Lorsque l’armada britannique a quitté Portsmouth le 5 avril 1982, de nombreux experts occidentaux ont témoigné de leur scepticisme : jamais une force d’intervention comme celle-ci ne pourrait renverser le cours d’événements survenus à plus de 10 000 kilomètres de ses bases arrière. Catégorique, un spécialiste de l’Institut international des études stratégiques de Londres affirmait un mois après l’appareillage : « Pour réussir un débarquement amphibie, il faut réunir trois conditions : la surprise, la supériorité en nombre et la supériorité dans l’air. La Grande-Bretagne n’a aucune de ces trois conditions pour elle... A un contre deux, les Britanniques ont une chance, mais à un contre huit ou neuf, c’est sans espoir. » Et l’« expert » de conclure : « Ce conflit peut s’éterniser et continuer ainsi pendant longtemps ».

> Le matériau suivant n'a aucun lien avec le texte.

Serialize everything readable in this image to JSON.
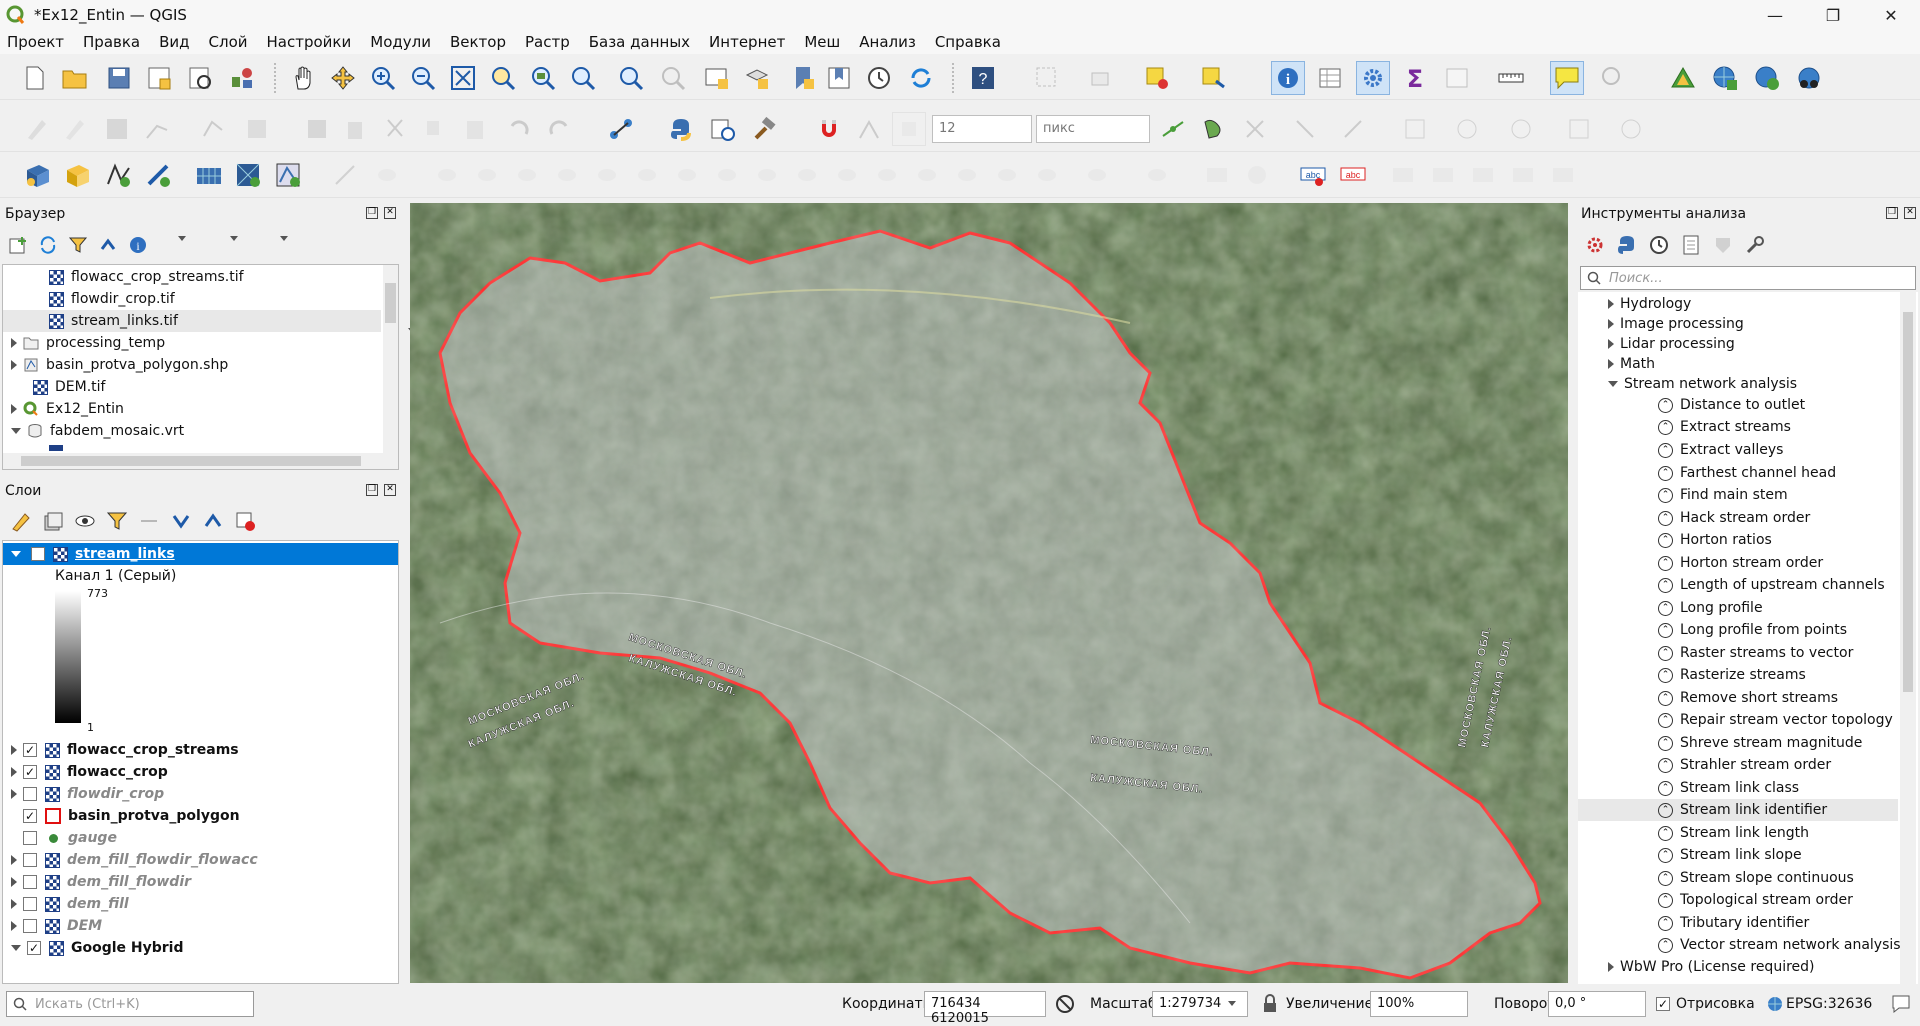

Cinq semaines plus tard, Port Stanley (ex Puerto-Argentino), le dernier bastion argentin, tombait aux mains des soldats britanniques et de leurs supplétifs népalais.
Guerre sur mer, guerre des airs, guerre électronique et guerre psychologique ont, chacune à sa façon, à tour de rôle ou simultanément, permis cette victoire à l’arraché. Mais jusqu’aux ultimes corps à corps qui, en définitive, ont fait la décision, il faut rappeler que tous les regards furent concentrés sur les performances des matériels mis en action. Comme si la guerre des Malouines n’était qu’une réplique
— grandeur nature — des jeux électroniques faisant fureur dans les foires-attractions.
« Tirez et oubliez », ce slogan publicitaire que les marchands de missiles inscrivent dans leurs catalogues ne fut-il pas le maître mot de la guerre aéronavale des Malouines ?
Tigerfish (la torpille « intelligente » qui a coulé le General Belgrano), Exocet (le missile miracle vainqueur de l’escorteur Sheffield) ou Sea-Harrier (les déconcertants avions à décollage vertical) ont en effet monopolisé l’attention des observateurs et du public au point de gommer le rôle essentiel joué par l’homme dans le déroulement des opérations militaires. Même durant les semaines qui ont suivi la victoire finale
— les bilans définitifs étant faits au niveau des pertes en hommes (au moins mille victimes) et en matériels (une douzaine de navires anglais coulés, une centaine d’avions argentins détruits)
— les performances des nouveaux matériels ultra-sophistiqués testés durant le conflit ont littéralement occulté le rôle, en définitive déterminant, joué par les techniciens (pilotes, artilleurs, électroniciens, services spéciaux...) et les fantassins (Royal Marines, S.A.S., Gurkhas).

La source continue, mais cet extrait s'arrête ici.